Em primeiro lugar, não há uma só alma, há duas... Nada menos de duas almas. Cada criatura humana traz duas almas consigo: uma que olha de dentro para fora, outra que olha de fora para dentro... Espantem-se à vontade. A alma exterior pode ser um espírito, um fluido, um homem, muitos homens, um objeto, uma operação.

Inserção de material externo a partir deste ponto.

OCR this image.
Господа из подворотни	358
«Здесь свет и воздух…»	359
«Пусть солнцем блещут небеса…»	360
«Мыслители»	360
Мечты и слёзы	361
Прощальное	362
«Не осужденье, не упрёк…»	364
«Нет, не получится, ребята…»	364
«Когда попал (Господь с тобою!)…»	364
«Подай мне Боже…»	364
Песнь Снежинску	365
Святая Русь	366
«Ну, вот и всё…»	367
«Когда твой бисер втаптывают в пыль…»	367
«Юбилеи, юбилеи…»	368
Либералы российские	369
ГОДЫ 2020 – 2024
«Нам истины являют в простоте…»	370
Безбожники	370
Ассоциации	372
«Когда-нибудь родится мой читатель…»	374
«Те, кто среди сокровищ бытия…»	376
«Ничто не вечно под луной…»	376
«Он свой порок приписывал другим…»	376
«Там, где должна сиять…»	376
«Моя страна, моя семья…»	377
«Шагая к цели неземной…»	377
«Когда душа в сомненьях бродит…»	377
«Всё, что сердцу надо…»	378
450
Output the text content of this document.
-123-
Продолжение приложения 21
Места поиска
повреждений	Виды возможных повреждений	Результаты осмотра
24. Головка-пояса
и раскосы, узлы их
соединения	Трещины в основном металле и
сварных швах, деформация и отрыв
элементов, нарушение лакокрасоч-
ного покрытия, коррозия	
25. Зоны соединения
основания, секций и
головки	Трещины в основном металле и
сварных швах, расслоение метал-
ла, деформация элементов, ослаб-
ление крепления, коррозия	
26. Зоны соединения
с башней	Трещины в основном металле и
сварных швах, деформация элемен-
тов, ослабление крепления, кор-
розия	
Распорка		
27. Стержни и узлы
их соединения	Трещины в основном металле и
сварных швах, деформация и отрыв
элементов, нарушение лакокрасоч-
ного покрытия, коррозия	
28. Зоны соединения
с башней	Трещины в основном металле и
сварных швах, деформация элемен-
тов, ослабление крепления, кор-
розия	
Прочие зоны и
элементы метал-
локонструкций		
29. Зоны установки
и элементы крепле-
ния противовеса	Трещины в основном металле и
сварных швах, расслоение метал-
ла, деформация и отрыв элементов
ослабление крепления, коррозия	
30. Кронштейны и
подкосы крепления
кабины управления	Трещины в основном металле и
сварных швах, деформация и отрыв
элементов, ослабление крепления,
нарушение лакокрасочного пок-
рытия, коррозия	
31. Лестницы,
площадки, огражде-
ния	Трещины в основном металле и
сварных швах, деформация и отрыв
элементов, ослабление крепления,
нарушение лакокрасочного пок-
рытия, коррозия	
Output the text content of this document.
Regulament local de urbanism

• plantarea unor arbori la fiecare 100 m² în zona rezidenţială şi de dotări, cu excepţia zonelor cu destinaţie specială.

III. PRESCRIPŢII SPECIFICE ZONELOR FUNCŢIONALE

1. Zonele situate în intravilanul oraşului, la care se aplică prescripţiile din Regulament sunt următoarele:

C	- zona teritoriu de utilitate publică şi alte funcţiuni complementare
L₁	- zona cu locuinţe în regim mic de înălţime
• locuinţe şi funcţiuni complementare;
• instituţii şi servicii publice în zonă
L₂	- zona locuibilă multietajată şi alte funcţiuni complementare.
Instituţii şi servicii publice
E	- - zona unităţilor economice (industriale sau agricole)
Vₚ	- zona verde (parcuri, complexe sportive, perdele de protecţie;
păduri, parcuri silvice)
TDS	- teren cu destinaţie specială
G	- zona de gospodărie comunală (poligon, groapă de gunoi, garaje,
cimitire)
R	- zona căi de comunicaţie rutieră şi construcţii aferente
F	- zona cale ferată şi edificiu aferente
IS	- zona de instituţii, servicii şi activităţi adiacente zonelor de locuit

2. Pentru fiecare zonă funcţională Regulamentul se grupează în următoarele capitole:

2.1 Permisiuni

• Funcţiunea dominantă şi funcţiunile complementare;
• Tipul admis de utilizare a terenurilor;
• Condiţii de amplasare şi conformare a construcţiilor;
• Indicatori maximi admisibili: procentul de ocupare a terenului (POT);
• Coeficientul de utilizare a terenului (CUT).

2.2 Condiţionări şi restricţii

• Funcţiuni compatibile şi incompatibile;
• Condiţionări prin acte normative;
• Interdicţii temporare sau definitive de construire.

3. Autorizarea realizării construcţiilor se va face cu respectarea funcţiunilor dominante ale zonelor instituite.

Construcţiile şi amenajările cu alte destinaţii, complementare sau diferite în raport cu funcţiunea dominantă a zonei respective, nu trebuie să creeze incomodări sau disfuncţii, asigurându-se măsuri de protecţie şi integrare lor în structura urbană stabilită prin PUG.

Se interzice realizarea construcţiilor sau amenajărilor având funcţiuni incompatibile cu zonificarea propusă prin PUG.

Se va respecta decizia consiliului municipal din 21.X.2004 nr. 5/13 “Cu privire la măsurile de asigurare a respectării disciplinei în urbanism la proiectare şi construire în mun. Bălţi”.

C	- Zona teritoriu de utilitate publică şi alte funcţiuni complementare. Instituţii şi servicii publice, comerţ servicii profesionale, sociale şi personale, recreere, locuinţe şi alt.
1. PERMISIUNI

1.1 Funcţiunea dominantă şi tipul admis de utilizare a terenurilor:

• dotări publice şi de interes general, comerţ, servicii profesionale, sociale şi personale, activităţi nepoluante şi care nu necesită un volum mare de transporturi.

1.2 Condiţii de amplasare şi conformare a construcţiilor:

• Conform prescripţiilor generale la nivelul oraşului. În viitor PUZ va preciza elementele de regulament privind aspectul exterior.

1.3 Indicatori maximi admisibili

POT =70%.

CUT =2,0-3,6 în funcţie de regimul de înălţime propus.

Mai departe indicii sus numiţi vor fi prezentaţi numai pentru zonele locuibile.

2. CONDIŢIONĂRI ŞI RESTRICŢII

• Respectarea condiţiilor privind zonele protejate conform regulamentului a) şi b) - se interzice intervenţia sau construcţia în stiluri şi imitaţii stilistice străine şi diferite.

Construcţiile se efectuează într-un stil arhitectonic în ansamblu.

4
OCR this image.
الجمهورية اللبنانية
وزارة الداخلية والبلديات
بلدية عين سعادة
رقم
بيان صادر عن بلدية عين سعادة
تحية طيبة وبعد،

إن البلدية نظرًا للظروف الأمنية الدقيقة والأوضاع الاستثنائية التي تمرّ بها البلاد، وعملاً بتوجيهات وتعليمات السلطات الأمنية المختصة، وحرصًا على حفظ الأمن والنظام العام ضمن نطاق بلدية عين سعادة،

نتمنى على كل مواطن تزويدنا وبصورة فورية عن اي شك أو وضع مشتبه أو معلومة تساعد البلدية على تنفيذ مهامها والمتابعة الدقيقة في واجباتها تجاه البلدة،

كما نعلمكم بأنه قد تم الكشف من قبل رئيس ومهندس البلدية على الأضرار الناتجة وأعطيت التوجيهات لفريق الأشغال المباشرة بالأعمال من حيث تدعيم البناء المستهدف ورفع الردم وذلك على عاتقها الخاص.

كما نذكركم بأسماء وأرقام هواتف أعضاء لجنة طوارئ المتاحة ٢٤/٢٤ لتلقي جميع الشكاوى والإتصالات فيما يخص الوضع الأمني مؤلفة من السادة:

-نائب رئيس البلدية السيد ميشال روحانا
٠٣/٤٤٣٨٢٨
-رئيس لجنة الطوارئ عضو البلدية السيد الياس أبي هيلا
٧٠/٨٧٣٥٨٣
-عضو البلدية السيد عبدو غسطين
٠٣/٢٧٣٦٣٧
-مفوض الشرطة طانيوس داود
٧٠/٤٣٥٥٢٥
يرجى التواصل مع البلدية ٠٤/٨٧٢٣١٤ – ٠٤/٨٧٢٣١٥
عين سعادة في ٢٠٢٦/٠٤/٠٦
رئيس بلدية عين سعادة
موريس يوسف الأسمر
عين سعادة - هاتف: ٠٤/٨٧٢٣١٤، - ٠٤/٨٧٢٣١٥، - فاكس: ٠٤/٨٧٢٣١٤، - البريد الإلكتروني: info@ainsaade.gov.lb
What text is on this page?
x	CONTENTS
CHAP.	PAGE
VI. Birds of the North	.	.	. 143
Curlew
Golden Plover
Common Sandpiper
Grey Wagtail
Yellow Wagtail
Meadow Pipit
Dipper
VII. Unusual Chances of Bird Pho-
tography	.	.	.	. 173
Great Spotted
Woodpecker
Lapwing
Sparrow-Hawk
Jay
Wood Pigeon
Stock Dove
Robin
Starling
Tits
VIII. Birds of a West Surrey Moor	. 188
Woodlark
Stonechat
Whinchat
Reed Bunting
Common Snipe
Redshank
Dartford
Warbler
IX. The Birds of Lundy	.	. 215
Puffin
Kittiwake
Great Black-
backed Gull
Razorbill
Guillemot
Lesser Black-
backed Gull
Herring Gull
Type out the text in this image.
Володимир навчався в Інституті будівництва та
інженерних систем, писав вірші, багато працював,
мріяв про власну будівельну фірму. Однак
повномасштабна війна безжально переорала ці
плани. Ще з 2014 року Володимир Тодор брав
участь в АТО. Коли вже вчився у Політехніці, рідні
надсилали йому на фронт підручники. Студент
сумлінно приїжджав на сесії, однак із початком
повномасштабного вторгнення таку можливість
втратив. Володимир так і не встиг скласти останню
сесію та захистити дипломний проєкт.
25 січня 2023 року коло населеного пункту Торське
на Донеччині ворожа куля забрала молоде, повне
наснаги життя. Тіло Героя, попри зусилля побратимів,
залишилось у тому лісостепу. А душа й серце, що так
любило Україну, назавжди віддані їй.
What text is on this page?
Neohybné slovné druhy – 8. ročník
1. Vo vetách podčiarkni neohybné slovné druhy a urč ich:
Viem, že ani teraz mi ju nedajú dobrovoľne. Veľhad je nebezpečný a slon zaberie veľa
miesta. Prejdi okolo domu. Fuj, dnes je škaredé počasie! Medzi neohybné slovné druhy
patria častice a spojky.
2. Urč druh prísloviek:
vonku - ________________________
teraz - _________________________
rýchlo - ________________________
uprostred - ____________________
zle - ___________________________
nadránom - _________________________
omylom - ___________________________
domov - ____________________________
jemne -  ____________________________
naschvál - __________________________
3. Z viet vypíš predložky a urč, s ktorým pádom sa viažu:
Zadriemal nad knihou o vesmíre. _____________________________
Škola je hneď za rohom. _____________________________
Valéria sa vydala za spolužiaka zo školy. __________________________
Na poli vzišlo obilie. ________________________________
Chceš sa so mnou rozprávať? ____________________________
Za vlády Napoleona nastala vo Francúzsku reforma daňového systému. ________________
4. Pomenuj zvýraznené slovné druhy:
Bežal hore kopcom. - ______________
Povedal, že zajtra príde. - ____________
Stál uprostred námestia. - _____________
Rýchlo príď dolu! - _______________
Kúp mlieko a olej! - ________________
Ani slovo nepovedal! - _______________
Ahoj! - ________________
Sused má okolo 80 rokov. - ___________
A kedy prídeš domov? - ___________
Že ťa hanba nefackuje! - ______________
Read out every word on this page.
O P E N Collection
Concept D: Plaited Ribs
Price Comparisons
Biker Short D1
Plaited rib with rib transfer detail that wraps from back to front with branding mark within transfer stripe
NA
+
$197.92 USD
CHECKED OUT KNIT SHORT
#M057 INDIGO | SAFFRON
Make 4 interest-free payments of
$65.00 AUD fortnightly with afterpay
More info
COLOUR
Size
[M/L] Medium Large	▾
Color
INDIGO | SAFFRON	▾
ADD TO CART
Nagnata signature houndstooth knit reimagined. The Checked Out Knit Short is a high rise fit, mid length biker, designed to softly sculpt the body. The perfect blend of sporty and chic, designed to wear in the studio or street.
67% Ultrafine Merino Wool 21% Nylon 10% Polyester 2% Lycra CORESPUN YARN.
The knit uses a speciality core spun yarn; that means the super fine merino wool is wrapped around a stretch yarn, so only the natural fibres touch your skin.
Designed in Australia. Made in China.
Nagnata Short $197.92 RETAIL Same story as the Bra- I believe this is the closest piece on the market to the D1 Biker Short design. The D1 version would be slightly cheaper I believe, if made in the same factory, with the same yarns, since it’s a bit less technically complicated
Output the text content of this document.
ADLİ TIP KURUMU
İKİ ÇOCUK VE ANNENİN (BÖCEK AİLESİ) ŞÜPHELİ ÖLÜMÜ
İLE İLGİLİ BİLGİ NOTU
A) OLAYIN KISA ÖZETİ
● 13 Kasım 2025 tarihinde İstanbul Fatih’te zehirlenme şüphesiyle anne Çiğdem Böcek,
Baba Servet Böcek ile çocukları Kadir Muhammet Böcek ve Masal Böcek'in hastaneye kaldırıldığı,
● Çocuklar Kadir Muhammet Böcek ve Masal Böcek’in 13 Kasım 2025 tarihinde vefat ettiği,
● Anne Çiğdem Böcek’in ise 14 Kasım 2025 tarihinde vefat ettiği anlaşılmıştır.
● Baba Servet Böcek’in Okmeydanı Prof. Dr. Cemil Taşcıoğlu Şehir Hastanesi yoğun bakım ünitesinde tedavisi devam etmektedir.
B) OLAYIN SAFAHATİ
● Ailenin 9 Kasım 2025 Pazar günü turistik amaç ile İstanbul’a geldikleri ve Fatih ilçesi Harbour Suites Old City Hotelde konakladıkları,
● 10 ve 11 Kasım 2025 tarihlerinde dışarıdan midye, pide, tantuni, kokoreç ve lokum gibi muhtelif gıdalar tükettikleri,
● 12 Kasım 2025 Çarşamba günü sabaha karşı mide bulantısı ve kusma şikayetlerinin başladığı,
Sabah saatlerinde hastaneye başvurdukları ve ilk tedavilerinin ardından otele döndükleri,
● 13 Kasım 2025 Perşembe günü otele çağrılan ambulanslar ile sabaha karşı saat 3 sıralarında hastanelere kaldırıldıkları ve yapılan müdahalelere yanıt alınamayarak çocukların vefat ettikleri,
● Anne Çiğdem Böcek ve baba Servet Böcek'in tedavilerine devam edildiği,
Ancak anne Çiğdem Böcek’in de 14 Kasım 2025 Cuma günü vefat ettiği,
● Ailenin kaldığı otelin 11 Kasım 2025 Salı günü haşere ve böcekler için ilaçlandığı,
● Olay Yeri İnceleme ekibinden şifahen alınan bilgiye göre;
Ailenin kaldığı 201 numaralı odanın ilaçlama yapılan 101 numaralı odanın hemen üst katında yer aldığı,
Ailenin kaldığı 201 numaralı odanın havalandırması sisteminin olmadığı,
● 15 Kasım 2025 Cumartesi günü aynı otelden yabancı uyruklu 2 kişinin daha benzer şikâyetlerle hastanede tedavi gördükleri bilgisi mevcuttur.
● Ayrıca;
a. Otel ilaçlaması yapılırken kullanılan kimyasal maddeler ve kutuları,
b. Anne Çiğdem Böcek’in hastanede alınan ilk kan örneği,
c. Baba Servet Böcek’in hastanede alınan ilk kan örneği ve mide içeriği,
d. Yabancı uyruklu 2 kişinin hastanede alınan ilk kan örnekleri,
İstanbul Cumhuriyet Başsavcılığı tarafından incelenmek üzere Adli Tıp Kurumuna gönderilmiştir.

Está claro que o ofício dessa segunda alma é transmitir a vida, como a primeira; as duas completam o homem, que é, metafisicamente falando, uma laranja [ parte a laranja ao meio. ] Quem perde uma das metades, perde naturalmente metade da existência; e casos há, não raros, em que a perda da alma exterior implica a da existência inteira. É preciso saber que a alma exterior não é sempre a mesma... [ Espremendo dentro de um copo as partes da laranja. ] Muda de natureza e de estado. [ Toma o suco. ]
Cena II
[ Blackout. ]
2- [ Subindo na mesa. Tem em mãos uma lanterna. ]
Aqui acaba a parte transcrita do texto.